Başarı mutlak bir zafer getirmez ama yenilgiden mutlaka ders çıkarılabilir.
Doksanlı yılların bir klasiğiydi. Maketler kurulur, araziler gösterilirdi. Kitleler, ev sahibi olma hayaliyle, elindeki avucundakini yatırırdı. Sonra... Müteahhitler topladıkları paralarla kayıplara karışırdı. Umudunun kurbanı olan kalabalıklar, kapı duvar olmuş şirket önlerinde toplanır, kâh çığlık atar kâh kendisini yakardı. Gelgelelim, aynı müteahhit, 3-5 yıl sonra tekrar piyasaya çıkar, aynı oyunu oynardı. İşin garibi, kalabalıkları yine peşine takardı. Ben buna, en meşhurundan ilhamla, “Jet Fadıl döngüsü” diyorum.

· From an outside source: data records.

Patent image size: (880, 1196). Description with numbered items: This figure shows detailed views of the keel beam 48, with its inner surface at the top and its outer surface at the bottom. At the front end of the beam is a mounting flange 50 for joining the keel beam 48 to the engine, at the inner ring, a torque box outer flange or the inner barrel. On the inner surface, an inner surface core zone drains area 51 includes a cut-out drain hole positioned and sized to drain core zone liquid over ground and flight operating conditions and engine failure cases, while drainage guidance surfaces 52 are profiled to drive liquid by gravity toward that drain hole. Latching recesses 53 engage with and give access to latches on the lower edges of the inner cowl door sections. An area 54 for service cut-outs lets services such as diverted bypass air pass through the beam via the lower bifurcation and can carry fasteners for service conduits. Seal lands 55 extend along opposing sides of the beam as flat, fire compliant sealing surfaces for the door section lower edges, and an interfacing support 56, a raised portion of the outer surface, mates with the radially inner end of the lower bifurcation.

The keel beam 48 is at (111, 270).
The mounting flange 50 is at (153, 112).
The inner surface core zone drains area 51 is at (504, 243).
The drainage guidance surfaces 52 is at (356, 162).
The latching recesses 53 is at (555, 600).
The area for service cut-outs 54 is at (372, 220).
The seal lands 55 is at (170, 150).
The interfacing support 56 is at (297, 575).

Şimdi, bir benzerini, muhalif kitleler tadıyor. Uğruna canını dişine taktıklarının bir gecede kaybolması, samimi bir muhasebe yapmaması, sonrası için yol göstermemesi, “kandırıldık” hissini besliyor. Oysa yenilgi de bir öğretmendir. Size bir başka zaferi hazırlar.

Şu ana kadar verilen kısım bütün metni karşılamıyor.